Re: Input sought on datatyping tradeoff from Drew McDermott on 2002-07-12 (www-rdf-logic@w3.org from July 2002)

From: Drew McDermott <drew.mcdermott@yale.edu>
Date: Fri, 12 Jul 2002 17:44:15 -0400 (EDT)
To: www-rdf-logic@w3.org
Message-Id: <200207122144.g6CLiFo06504@pantheon-po01.its.yale.edu>
   
   [Jonathan Borden]
   >That is if I know:
   >
   ><jenny> <age> "10"
   >
   >no later information should change that fact or interpretation of that fact.

   [Brian McBride]
   Yup.

   ....
   Because the A tests have no range constraint.  We either have to decide 
   that literals are self denoting - they always denote themselves in which 
   case the answer to D must be NO, or their denotation depends on a range 
   constraint in which case the answer to A must be NO.

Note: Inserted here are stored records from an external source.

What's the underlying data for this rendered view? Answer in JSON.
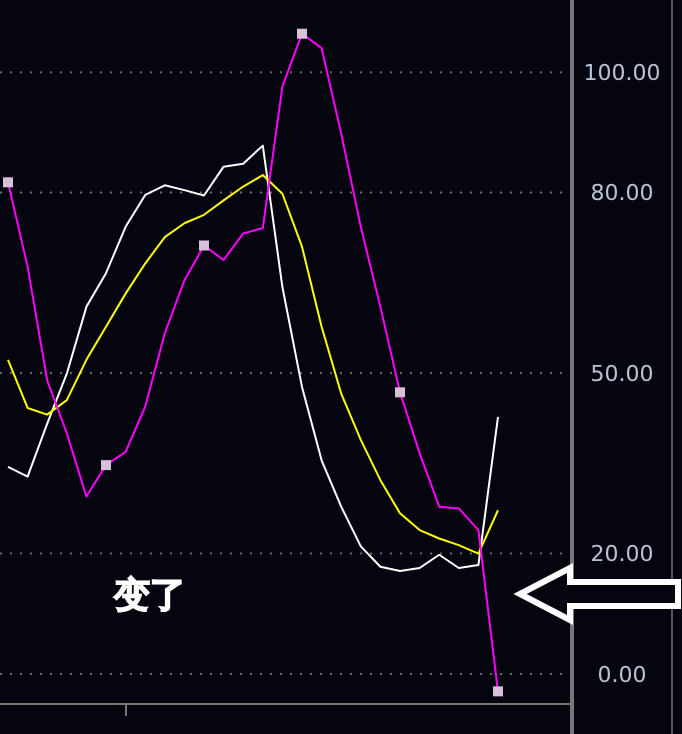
{
  "chart_data": {
    "type": "line",
    "categories": [
      null,
      null,
      null,
      null,
      null,
      null,
      null,
      null,
      null,
      null,
      null,
      null,
      null,
      null,
      null,
      null,
      null,
      null,
      null,
      null,
      null,
      null,
      null,
      null,
      null,
      null
    ],
    "ylim": [
      -5,
      112
    ],
    "yticks": [
      {
        "value": 0,
        "label": "0.00"
      },
      {
        "value": 20,
        "label": "20.00"
      },
      {
        "value": 50,
        "label": "50.00"
      },
      {
        "value": 80,
        "label": "80.00"
      },
      {
        "value": 100,
        "label": "100.00"
      }
    ],
    "grid": "y",
    "tick_labels": "y",
    "line_style": "solid",
    "annotations": [
      "变了"
    ],
    "series": [
      {
        "color": "#ffffff",
        "values": [
          34.4,
          32.8,
          41.6,
          49.9,
          61,
          66.6,
          74.3,
          79.6,
          81.2,
          80.4,
          79.5,
          84.3,
          84.8,
          87.8,
          64.3,
          47.7,
          35.5,
          27.8,
          21.2,
          17.8,
          17.1,
          17.6,
          19.8,
          17.6,
          18.1,
          42.7
        ]
      },
      {
        "color": "#ffff00",
        "values": [
          52.2,
          44.2,
          43.1,
          45.5,
          52.2,
          57.7,
          63.2,
          68.2,
          72.6,
          74.9,
          76.3,
          78.7,
          81,
          82.9,
          79.8,
          71,
          57.7,
          46.6,
          38.9,
          32.2,
          26.7,
          23.9,
          22.5,
          21.4,
          20,
          27.2
        ]
      },
      {
        "color": "#ff00ff",
        "values": [
          81.7,
          67.7,
          48.8,
          40,
          29.5,
          34.7,
          36.9,
          44.4,
          56.6,
          65.4,
          71.2,
          68.8,
          73.2,
          74.1,
          97.6,
          106.4,
          104,
          89.8,
          74.3,
          61,
          46.8,
          36.7,
          27.8,
          27.5,
          23.9,
          -2.9
        ]
      }
    ]
  }
}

It could be "I don't know."

   [Jonathan]
   >note that "value-equal" might be non-monotonic if the <rdfs:range> propery
   >got detatched from the other triples

   [Brian]
   that would not be non-monotonic - if you remove a triple then of course you 
   are free to remove some inferences that depend on it.  My understanding of 
   non monotonicity is that you must never withdraw an inference because of 
   adding new triples.

Don't you mean "monotonicity" in that last sentence?

It seems to me that Jonathan has a strong argument.  If the inferences
from a triple must stand when new triples are added, and if the answer
to Test A must be either Yes or No, then it can only be Yes.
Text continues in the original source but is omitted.